Super 8 de J. J. AbramsRésumé: Alors qu’ils sont en train de tourner un film amateur, un groupe d’ado est témoin du déraillement catastrophique d’un train de l’US Air Force. Le lendemain, l’armée débarque en force pour récupérer la mystérieuse marchandise transportée par le train. Mais il semblerait que quelque chose se soit échappé du train. Une chose qui commence à voler toutes sortes d’appareils en ville…

Attendu depuis de nombreux mois par les nostalgiques des 80’s, Super 8 débarque enfin sur les écrans de ciné du monde entier. Et comme à son habitude, le réalisateur J. J. Abrams a tenu à garder secrète la véritable teneur de son film, ce dont on lui sera gré, tant on a l’impression que la mode actuelle est de dévoiler tout le film dans la bande-annonce.

Super 8 narre donc les aventures d’un groupe de pré ados d’une douzaine d’années, tentant de réaliser un film d’horreur amateur alors qu’ils sont confrontés à une menace qui les dépasse, mais dépasse encore plus les adultes. Produit par Spielberg via la mythique société Amblin, Super 8 offre exactement ce qu’il annonçait : un hommage aux années 80, à tous ces films pour gosses qui osaient mêler aventure et drame, rire et frisson.

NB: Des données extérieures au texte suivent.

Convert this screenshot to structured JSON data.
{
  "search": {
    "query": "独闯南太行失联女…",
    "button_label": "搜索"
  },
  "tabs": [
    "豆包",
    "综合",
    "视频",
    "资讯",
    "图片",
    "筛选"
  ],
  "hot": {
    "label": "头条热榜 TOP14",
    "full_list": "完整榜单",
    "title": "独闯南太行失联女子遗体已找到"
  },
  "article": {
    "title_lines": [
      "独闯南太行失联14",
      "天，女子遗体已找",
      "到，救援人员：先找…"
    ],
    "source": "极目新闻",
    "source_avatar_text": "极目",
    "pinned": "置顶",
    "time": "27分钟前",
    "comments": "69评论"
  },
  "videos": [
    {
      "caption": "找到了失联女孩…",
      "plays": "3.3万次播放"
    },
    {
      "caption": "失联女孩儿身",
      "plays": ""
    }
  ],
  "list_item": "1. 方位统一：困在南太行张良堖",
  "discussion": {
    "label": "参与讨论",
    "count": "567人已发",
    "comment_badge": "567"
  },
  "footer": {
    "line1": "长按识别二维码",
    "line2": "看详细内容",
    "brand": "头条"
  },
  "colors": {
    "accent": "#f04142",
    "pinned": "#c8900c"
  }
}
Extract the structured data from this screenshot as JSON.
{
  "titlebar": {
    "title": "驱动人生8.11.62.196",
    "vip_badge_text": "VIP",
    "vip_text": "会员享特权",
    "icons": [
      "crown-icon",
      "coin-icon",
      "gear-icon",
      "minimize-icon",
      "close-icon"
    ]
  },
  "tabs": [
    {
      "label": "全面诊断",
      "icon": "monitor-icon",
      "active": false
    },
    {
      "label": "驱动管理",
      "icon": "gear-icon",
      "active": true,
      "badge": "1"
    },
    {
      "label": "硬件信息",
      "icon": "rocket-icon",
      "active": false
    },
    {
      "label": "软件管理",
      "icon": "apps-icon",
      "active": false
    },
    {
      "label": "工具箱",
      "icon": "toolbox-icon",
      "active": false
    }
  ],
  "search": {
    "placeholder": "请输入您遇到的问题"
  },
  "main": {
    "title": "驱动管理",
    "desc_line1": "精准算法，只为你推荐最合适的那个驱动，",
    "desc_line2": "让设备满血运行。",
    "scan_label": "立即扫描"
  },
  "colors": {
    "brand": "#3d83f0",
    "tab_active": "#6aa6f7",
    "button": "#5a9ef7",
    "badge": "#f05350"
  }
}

Le principal défaut de Super 8, c’est que l’hommage tombe un peu trop souvent dans le décalquage servile et qu’on ne peut s’empêcher de ressentir une grosse impression de déjà vu. Le scénario suit grosso modo la trame d’ET, en mixant avec les Goonies, on retrouve des personnages tirés des Dents de la Mer (le shérif) voire même des scènes reprises telles quelles (la fausse mort d’Indy dans La dernière Croisade, l’attaque de la caravane dans Le Monde perdu). Ce ne serait pas un gros problème si le tout n’était pas aussi mécanique et parfois artificiel (le méchant assez unidimensionnel, certains rôles secondaires purement fonctionnels).

Super 8 de J. J. Abrams

Pourtant, tout n’est pas mauvais dans Super 8, à commencer par l’aspect visuel du film. On sent une nette évolution d’Abrams dans la gestion des scènes d’action depuis Mission Impossible 3 et Star Trek, celui-ci emballant notamment une impressionnante scène de déraillement en début de film. On saura aussi gré au réalisateur de ne pas surexposer sa créature, la transformant en menace invisible mais omniprésente (excellente scène de l’attaque de la station service).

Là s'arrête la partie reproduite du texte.